Case study 02
Retrieval you can audit
Document intelligence where every answer carries its provenance.
Enterprise document corpora are hostile terrain: scanned contracts next to spreadsheets next to engineering reports, each with its own structure, none of it consistent. Standard RAG pipelines flatten that mess into chunks and hope. The answers sound right, sometimes are right, and give the reader no way to tell the difference. For a business decision, an unverifiable answer is worth nothing.
I set the technical direction from the opposite constraint: provenance first. Every fact the system extracts keeps a pointer to the exact source page it came from, and every answer the system gives can be traced back through that chain. If the system claims a deductible is $500, you can open the document and see where.
Getting there required treating ingestion as the hard part, not retrieval.
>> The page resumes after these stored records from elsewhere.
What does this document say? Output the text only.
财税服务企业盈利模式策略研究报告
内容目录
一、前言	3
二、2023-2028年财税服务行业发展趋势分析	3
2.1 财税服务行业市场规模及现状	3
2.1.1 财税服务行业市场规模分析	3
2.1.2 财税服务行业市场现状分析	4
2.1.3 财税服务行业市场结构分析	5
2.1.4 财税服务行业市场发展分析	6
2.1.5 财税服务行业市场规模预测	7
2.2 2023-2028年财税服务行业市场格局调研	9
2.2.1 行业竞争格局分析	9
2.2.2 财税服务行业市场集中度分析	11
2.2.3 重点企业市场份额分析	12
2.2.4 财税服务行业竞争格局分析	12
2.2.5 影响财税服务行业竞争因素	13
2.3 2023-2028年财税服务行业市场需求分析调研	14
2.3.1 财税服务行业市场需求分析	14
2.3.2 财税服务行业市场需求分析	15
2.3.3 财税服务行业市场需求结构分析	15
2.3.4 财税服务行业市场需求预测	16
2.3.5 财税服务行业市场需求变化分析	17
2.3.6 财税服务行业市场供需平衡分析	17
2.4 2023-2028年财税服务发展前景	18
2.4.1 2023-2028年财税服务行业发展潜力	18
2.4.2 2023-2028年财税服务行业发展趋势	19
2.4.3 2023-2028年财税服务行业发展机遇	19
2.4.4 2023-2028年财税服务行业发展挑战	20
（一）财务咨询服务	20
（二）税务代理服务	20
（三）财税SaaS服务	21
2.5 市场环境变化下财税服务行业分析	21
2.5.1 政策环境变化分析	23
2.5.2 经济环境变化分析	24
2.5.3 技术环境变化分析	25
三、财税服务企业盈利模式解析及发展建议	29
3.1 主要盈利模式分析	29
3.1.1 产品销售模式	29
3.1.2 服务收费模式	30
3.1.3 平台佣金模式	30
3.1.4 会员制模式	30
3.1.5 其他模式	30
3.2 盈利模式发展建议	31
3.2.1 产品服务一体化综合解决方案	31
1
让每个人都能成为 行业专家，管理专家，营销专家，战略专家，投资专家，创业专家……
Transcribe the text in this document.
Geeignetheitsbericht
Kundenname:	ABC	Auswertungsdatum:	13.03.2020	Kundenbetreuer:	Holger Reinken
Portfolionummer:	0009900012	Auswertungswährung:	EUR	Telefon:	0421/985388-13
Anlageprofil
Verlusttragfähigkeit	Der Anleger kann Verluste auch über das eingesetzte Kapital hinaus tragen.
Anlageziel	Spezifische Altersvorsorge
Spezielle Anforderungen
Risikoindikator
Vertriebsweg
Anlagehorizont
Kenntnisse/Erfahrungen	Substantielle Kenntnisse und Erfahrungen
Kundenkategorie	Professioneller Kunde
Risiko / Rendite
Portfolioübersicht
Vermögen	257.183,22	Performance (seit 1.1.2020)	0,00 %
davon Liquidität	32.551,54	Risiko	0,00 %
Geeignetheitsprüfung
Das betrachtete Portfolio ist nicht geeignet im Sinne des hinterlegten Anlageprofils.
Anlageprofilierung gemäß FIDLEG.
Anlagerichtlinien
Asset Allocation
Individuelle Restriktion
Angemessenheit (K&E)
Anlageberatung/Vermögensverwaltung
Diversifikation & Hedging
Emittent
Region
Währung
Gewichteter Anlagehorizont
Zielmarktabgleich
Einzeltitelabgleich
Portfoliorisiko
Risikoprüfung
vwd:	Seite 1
Documents are parsed visually rather than as text streams, because layout carries meaning that text extraction destroys. Extraction is schema-aware, so a benefits document and a patent yield structured fields, not undifferentiated prose. And extraction is verified: an independent pass checks what was extracted against the source and repairs what fails, because a pipeline that cannot doubt itself cannot be trusted at scale.
Retrieval then combines semantic and lexical search with reranking, which is well-trodden ground. The differentiating property was never the search. It is that the system can show its work, page by page, and that property is what moved customers from demos to production.